The LARP aspect leads into the others very clearly. You’re the dashing hero trying to save the maiden in distress. The sport aspect shows clearly in that the ‘winner’ is the team that has the fair maiden at the end of the game. And it leads into the medieval reenactment portion very well, too. The brave warrior who spent the past two weeks dishing out his plate armour will last longer against the evil anti-paladin that has kidnapped the fair maid.
The sport aspect also leads you to experience the others. It leads to the medieval reenactment easily. Many fighters go and buy medieval books about swordplay and warfare. They also engage each other in honorable duels to the death (tourneys) all the time. It also leads in the LARP aspect as we create medieval companies and households to do battle with our enemies. We travel great distances to war against the infidels in other kingdoms.

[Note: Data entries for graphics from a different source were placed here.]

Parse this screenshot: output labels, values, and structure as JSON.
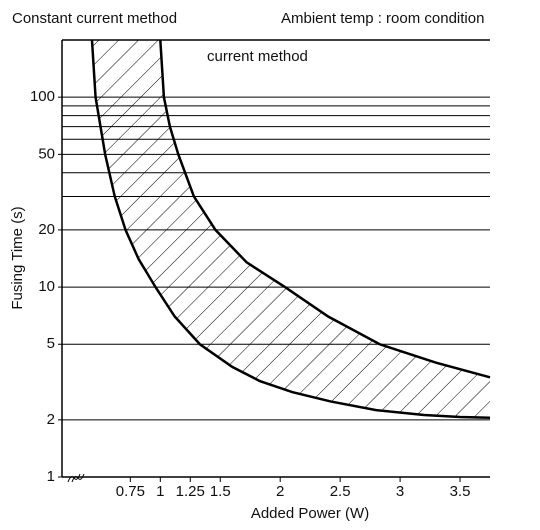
{
  "chart_data": {
    "type": "band",
    "title": "Constant current method",
    "subtitle": "Ambient temp : room condition",
    "annotation": "current method",
    "x_label": "Added Power  (W)",
    "y_label": "Fusing Time (s)",
    "xlim": [
      0.18,
      3.75
    ],
    "ylim": [
      1,
      200
    ],
    "log_y": true,
    "xticks": [
      0.75,
      1,
      1.25,
      1.5,
      2,
      2.5,
      3,
      3.5
    ],
    "yticks": [
      1,
      2,
      5,
      10,
      20,
      50,
      100
    ],
    "gridlines": [
      2,
      5,
      10,
      20,
      30,
      40,
      50,
      60,
      70,
      80,
      90,
      100
    ],
    "color": "#000000",
    "series": [
      {
        "x": [
          0.43,
          0.46,
          0.54,
          0.62,
          0.71,
          0.82,
          0.96,
          1.12,
          1.33,
          1.6,
          1.83,
          2.1,
          2.42,
          2.8,
          3.2,
          3.5,
          3.75
        ],
        "values": [
          200,
          100,
          50,
          30,
          20,
          14,
          10,
          7,
          5,
          3.8,
          3.2,
          2.8,
          2.5,
          2.25,
          2.12,
          2.07,
          2.05
        ]
      },
      {
        "x": [
          1.0,
          1.03,
          1.08,
          1.15,
          1.28,
          1.46,
          1.72,
          2.04,
          2.4,
          2.83,
          3.3,
          3.75
        ],
        "values": [
          200,
          100,
          70,
          50,
          30,
          20,
          13.5,
          10,
          7,
          5,
          4,
          3.35
        ]
      }
    ]
  }
}
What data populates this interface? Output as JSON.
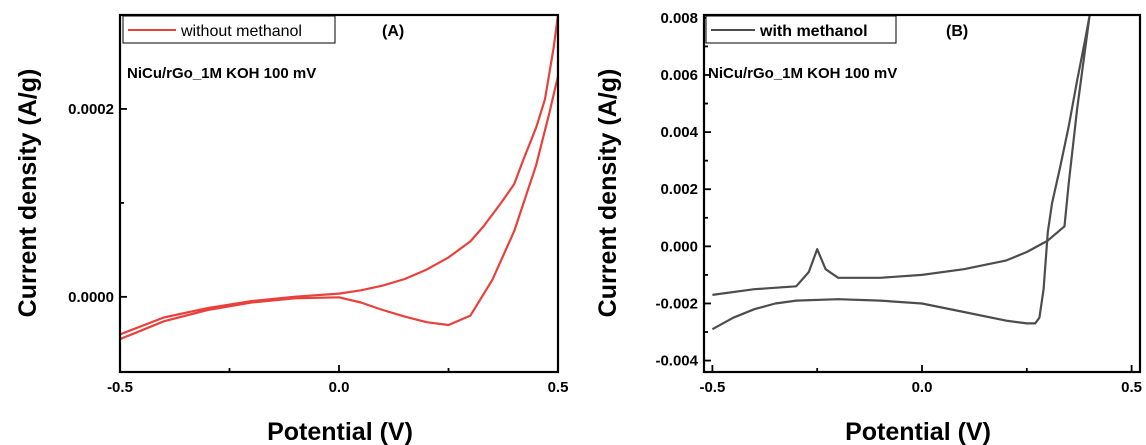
{
  "chart_data": [
    {
      "type": "line",
      "panel_label": "(A)",
      "annotation": "NiCu/rGo_1M KOH 100 mV",
      "xlabel": "Potential (V)",
      "ylabel": "Current density (A/g)",
      "xlim": [
        -0.5,
        0.5
      ],
      "ylim": [
        -8e-05,
        0.0003
      ],
      "xticks": [
        -0.5,
        0.0,
        0.5
      ],
      "xtick_labels": [
        "-0.5",
        "0.0",
        "0.5"
      ],
      "yticks": [
        0.0,
        0.0002
      ],
      "ytick_labels": [
        "0.0000",
        "0.0002"
      ],
      "legend_position": "top-left",
      "series": [
        {
          "name": "without methanol",
          "color": "#e8413c",
          "x": [
            -0.5,
            -0.4,
            -0.3,
            -0.2,
            -0.1,
            0.0,
            0.05,
            0.1,
            0.15,
            0.2,
            0.25,
            0.3,
            0.35,
            0.4,
            0.45,
            0.48,
            0.5,
            0.5,
            0.49,
            0.47,
            0.45,
            0.42,
            0.4,
            0.37,
            0.33,
            0.3,
            0.25,
            0.2,
            0.15,
            0.1,
            0.05,
            0.0,
            -0.1,
            -0.2,
            -0.3,
            -0.4,
            -0.5
          ],
          "y": [
            -4.5e-05,
            -2.6e-05,
            -1.4e-05,
            -6e-06,
            -1.5e-06,
            -5e-07,
            -6e-06,
            -1.4e-05,
            -2.1e-05,
            -2.7e-05,
            -3e-05,
            -2e-05,
            1.8e-05,
            7e-05,
            0.00014,
            0.000195,
            0.000235,
            0.0003,
            0.000265,
            0.00021,
            0.00018,
            0.000145,
            0.00012,
            0.0001,
            7.5e-05,
            5.9e-05,
            4.2e-05,
            2.9e-05,
            1.9e-05,
            1.2e-05,
            7e-06,
            3.5e-06,
            2e-07,
            -4.5e-06,
            -1.2e-05,
            -2.2e-05,
            -4e-05
          ]
        }
      ]
    },
    {
      "type": "line",
      "panel_label": "(B)",
      "annotation": "NiCu/rGo_1M KOH 100 mV",
      "xlabel": "Potential (V)",
      "ylabel": "Current density (A/g)",
      "xlim": [
        -0.52,
        0.52
      ],
      "ylim": [
        -0.0044,
        0.0081
      ],
      "xticks": [
        -0.5,
        0.0,
        0.5
      ],
      "xtick_labels": [
        "-0.5",
        "0.0",
        "0.5"
      ],
      "yticks": [
        -0.004,
        -0.002,
        0.0,
        0.002,
        0.004,
        0.006,
        0.008
      ],
      "ytick_labels": [
        "-0.004",
        "-0.002",
        "0.000",
        "0.002",
        "0.004",
        "0.006",
        "0.008"
      ],
      "legend_position": "top-left",
      "series": [
        {
          "name": "with methanol",
          "color": "#4d4d4d",
          "x": [
            -0.5,
            -0.45,
            -0.4,
            -0.35,
            -0.3,
            -0.2,
            -0.1,
            0.0,
            0.1,
            0.2,
            0.25,
            0.27,
            0.28,
            0.29,
            0.3,
            0.31,
            0.33,
            0.35,
            0.37,
            0.39,
            0.4,
            0.4,
            0.39,
            0.37,
            0.35,
            0.34,
            0.3,
            0.25,
            0.2,
            0.1,
            0.0,
            -0.1,
            -0.2,
            -0.23,
            -0.25,
            -0.27,
            -0.3,
            -0.4,
            -0.5
          ],
          "y": [
            -0.0029,
            -0.0025,
            -0.0022,
            -0.002,
            -0.0019,
            -0.00185,
            -0.0019,
            -0.002,
            -0.0023,
            -0.0026,
            -0.0027,
            -0.0027,
            -0.0025,
            -0.0015,
            0.0005,
            0.0015,
            0.0028,
            0.0042,
            0.0058,
            0.0073,
            0.0081,
            0.0081,
            0.007,
            0.0048,
            0.0022,
            0.0007,
            0.0002,
            -0.0002,
            -0.0005,
            -0.0008,
            -0.001,
            -0.0011,
            -0.0011,
            -0.0008,
            -0.0001,
            -0.0009,
            -0.0014,
            -0.0015,
            -0.0017
          ]
        }
      ]
    }
  ]
}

Finally, we see that the medieval reenactment portions of the game lead back into the others to complete the triad. We travel to events and live medievally. At these events is the best fighting, which is the sport aspect in its simplest. There’s also the best chance for good quests. Imagine the above scenario with the maiden and anti-paladin. But imagine it with many adventuring groups competing to be the ones to save her. The role playing aspect would be taken to many higher and different levels.
Amtgard is, in fact, more than the sum of its parts. By fighting, role playing, sewing, competing, escaping to fantasy worlds, and making armour, the game takes on new depth. Each act is its own reward, but each act also increases the reward from the others to become something much more than just what was put into it.